Laboratoire d'ImmunoRhumatologie Moléculaire, plateforme GENOMAX, INSERM UMR_S 1109, Faculté de Médecine, Fédération Hospitalo-Universitaire OMICARE, Fédération de Médecine Translationnelle de Strasbourg (FMTS), LabEx TRANSPLANTEX, Université de Strasbourg, 4 rue Kirschleger, 67085 Strasbourg, France; Service d'Immunologie Biologique, Plateau Technique de Biologie, Pôle de Biologie, Nouvel Hôpital Civil, 1 place de l'Hôpital, 67091 Strasbourg, France.
Institut de Génétique et de Biologie Moléculaire et Cellulaire, CNRS UMR 7104, INSERM U1258, Université de Strasbourg, 1 rue Laurent Fries, 67404 Illkirch, France.
Am J Hum Genet. 2019 Feb 7;104(2):319-330. doi: 10.1016/j.ajhg.2018.12.007. Epub 2019 Jan 10.

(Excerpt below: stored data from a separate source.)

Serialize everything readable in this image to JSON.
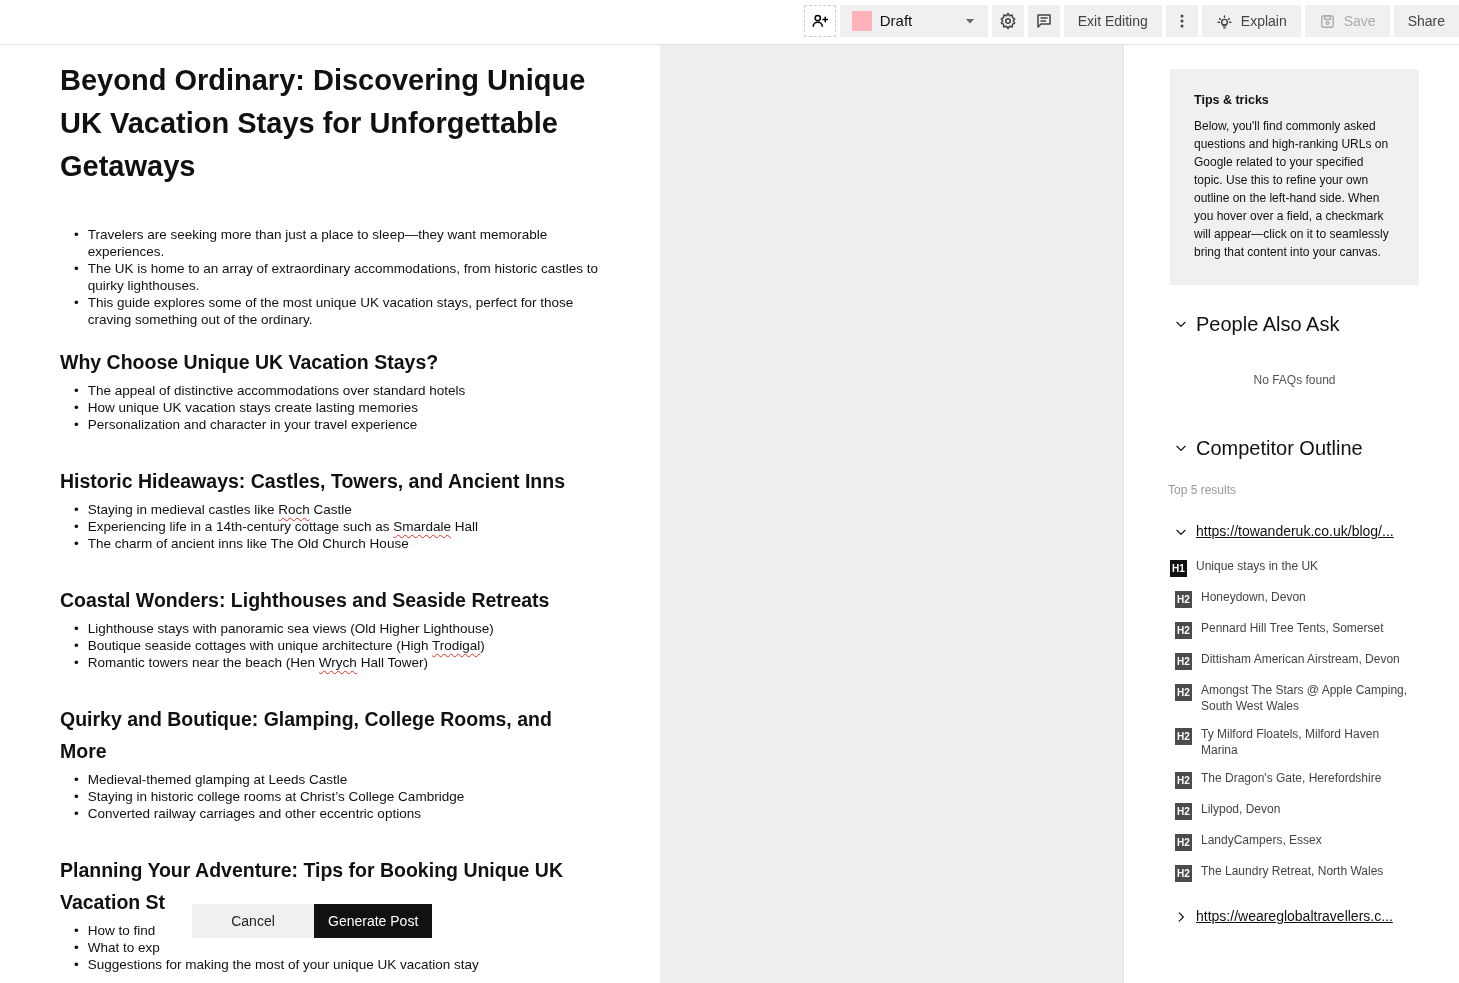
{
  "toolbar": {
    "status": {
      "label": "Draft",
      "color": "#ffb3b8"
    },
    "buttons": [
      {
        "kind": "exit",
        "label": "Exit Editing",
        "disabled": false
      },
      {
        "kind": "explain",
        "label": "Explain",
        "disabled": false
      },
      {
        "kind": "save",
        "label": "Save",
        "disabled": true
      },
      {
        "kind": "share",
        "label": "Share",
        "disabled": false
      }
    ]
  },
  "document": {
    "title": "Beyond Ordinary: Discovering Unique UK Vacation Stays for Unforgettable Getaways",
    "sections": [
      {
        "bullets": [
          {
            "marker": "•",
            "parts": [
              {
                "text": "Travelers are seeking more than just a place to sleep—they want memorable experiences.",
                "misspelled": false
              }
            ]
          },
          {
            "marker": "•",
            "parts": [
              {
                "text": "The UK is home to an array of extraordinary accommodations, from historic castles to quirky lighthouses.",
                "misspelled": false
              }
            ]
          },
          {
            "marker": "•",
            "parts": [
              {
                "text": "This guide explores some of the most unique UK vacation stays, perfect for those craving something out of the ordinary.",
                "misspelled": false
              }
            ]
          }
        ]
      },
      {
        "heading": "Why Choose Unique UK Vacation Stays?",
        "bullets": [
          {
            "marker": "•",
            "parts": [
              {
                "text": "The appeal of distinctive accommodations over standard hotels",
                "misspelled": false
              }
            ]
          },
          {
            "marker": "•",
            "parts": [
              {
                "text": "How unique UK vacation stays create lasting memories",
                "misspelled": false
              }
            ]
          },
          {
            "marker": "•",
            "parts": [
              {
                "text": "Personalization and character in your travel experience",
                "misspelled": false
              }
            ]
          }
        ]
      },
      {
        "heading": "Historic Hideaways: Castles, Towers, and Ancient Inns",
        "bullets": [
          {
            "marker": "•",
            "parts": [
              {
                "text": "Staying in medieval castles like ",
                "misspelled": false
              },
              {
                "text": "Roch",
                "misspelled": true
              },
              {
                "text": " Castle",
                "misspelled": false
              }
            ]
          },
          {
            "marker": "•",
            "parts": [
              {
                "text": "Experiencing life in a 14th-century cottage such as ",
                "misspelled": false
              },
              {
                "text": "Smardale",
                "misspelled": true
              },
              {
                "text": " Hall",
                "misspelled": false
              }
            ]
          },
          {
            "marker": "•",
            "parts": [
              {
                "text": "The charm of ancient inns like The Old Church House",
                "misspelled": false
              }
            ]
          }
        ]
      },
      {
        "heading": "Coastal Wonders: Lighthouses and Seaside Retreats",
        "bullets": [
          {
            "marker": "•",
            "parts": [
              {
                "text": "Lighthouse stays with panoramic sea views (Old Higher Lighthouse)",
                "misspelled": false
              }
            ]
          },
          {
            "marker": "•",
            "parts": [
              {
                "text": "Boutique seaside cottages with unique architecture (High ",
                "misspelled": false
              },
              {
                "text": "Trodigal",
                "misspelled": true
              },
              {
                "text": ")",
                "misspelled": false
              }
            ]
          },
          {
            "marker": "•",
            "parts": [
              {
                "text": "Romantic towers near the beach (Hen ",
                "misspelled": false
              },
              {
                "text": "Wrych",
                "misspelled": true
              },
              {
                "text": " Hall Tower)",
                "misspelled": false
              }
            ]
          }
        ]
      },
      {
        "heading": "Quirky and Boutique: Glamping, College Rooms, and More",
        "bullets": [
          {
            "marker": "•",
            "parts": [
              {
                "text": "Medieval-themed glamping at Leeds Castle",
                "misspelled": false
              }
            ]
          },
          {
            "marker": "•",
            "parts": [
              {
                "text": "Staying in historic college rooms at Christ’s College Cambridge",
                "misspelled": false
              }
            ]
          },
          {
            "marker": "•",
            "parts": [
              {
                "text": "Converted railway carriages and other eccentric options",
                "misspelled": false
              }
            ]
          }
        ]
      },
      {
        "heading": "Planning Your Adventure: Tips for Booking Unique UK Vacation St",
        "bullets": [
          {
            "marker": "•",
            "parts": [
              {
                "text": "How to find",
                "misspelled": false
              }
            ]
          },
          {
            "marker": "•",
            "parts": [
              {
                "text": "What to exp",
                "misspelled": false
              }
            ]
          },
          {
            "marker": "•",
            "parts": [
              {
                "text": "Suggestions for making the most of your unique UK vacation stay",
                "misspelled": false
              }
            ]
          }
        ]
      }
    ]
  },
  "popup": {
    "cancel": "Cancel",
    "generate": "Generate Post"
  },
  "sidebar": {
    "tips": {
      "title": "Tips & tricks",
      "body": "Below, you'll find commonly asked questions and high-ranking URLs on Google related to your specified topic. Use this to refine your own outline on the left-hand side. When you hover over a field, a checkmark will appear—click on it to seamlessly bring that content into your canvas."
    },
    "people_also_ask": {
      "title": "People Also Ask",
      "expanded": true,
      "empty": "No FAQs found"
    },
    "competitor_outline": {
      "title": "Competitor Outline",
      "expanded": true,
      "subtitle": "Top 5 results",
      "results": [
        {
          "url": "https://towanderuk.co.uk/blog/...",
          "expanded": true,
          "headings": [
            {
              "kind": "h1",
              "tag": "H1",
              "text": "Unique stays in the UK"
            },
            {
              "kind": "h2",
              "tag": "H2",
              "text": "Honeydown, Devon"
            },
            {
              "kind": "h2",
              "tag": "H2",
              "text": "Pennard Hill Tree Tents, Somerset"
            },
            {
              "kind": "h2",
              "tag": "H2",
              "text": "Dittisham American Airstream, Devon"
            },
            {
              "kind": "h2",
              "tag": "H2",
              "text": "Amongst The Stars @ Apple Camping, South West Wales"
            },
            {
              "kind": "h2",
              "tag": "H2",
              "text": "Ty Milford Floatels, Milford Haven Marina"
            },
            {
              "kind": "h2",
              "tag": "H2",
              "text": "The Dragon's Gate, Herefordshire"
            },
            {
              "kind": "h2",
              "tag": "H2",
              "text": "Lilypod, Devon"
            },
            {
              "kind": "h2",
              "tag": "H2",
              "text": "LandyCampers, Essex"
            },
            {
              "kind": "h2",
              "tag": "H2",
              "text": "The Laundry Retreat, North Wales"
            }
          ]
        },
        {
          "url": "https://weareglobaltravellers.c...",
          "expanded": false
        }
      ]
    }
  }
}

ZMIZ1 is a coactivator of several transcription factors, including p53, the androgen receptor, and NOTCH1. Here, we report 19 subjects with intellectual disability and developmental delay carrying variants in ZMIZ1. The associated features include growth failure, feeding difficulties, microcephaly, facial dysmorphism, and various other congenital malformations. Of these 19, 14 unrelated subjects carried de novo heterozygous single-nucleotide variants (SNVs) or single-base insertions/deletions, 3 siblings harbored a heterozygous single-base insertion, and 2 subjects had a balanced translocation disrupting ZMIZ1 or involving a regulatory region of ZMIZ1. In total, we identified 13 point mutations that affect key protein regions, including a SUMO acceptor site, a central disordered alanine-rich motif, a proline-rich domain, and a transactivation domain. All identified variants were absent from all available exome and genome databases. In vitro, ZMIZ1 showed impaired coactivation of the androgen receptor. In vivo, overexpression of ZMIZ1 mutant alleles in developing mouse brains using in utero electroporation resulted in abnormal pyramidal neuron morphology, polarization, and positioning, underscoring the importance of ZMIZ1 in neural development and supporting mutations in ZMIZ1 as the cause of a rare neurodevelopmental syndrome.
ZMIZ1 是多个转录因子的共激活因子,包括 p53、雄激素受体和 NOTCH1。在这里,我们报告了 19 名智力残疾和发育迟缓的患者携带 ZMIZ1 变异。相关特征包括生长发育不良、喂养困难、小头畸形、面部畸形和其他各种先天性畸形。在这 19 名患者中,有 14 名非相关患者携带杂合性新生单核苷酸变异(SNV)或单碱基插入/缺失,3 名兄弟姐妹携带杂合性单碱基插入,2 名患者存在平衡易位,破坏 ZMIZ1 或涉及 ZMIZ1 的调节区。总共发现了 13 个影响关键蛋白区域的点突变,包括 SUMO 接受位点、中央无序富含丙氨酸的基序、富含脯氨酸的结构域和反式激活结构域。所有鉴定的变异均不存在于所有可用的外显子和基因组数据库中。在体外,ZMIZ1 显示出雄激素受体共激活的受损。在体内,使用胚胎电穿孔在发育中的小鼠大脑中过表达 ZMIZ1 突变等位基因,导致异常的锥体神经元形态、极化和定位,这强调了 ZMIZ1 在神经发育中的重要性,并支持 ZMIZ1 突变是一种罕见神经发育综合征的原因。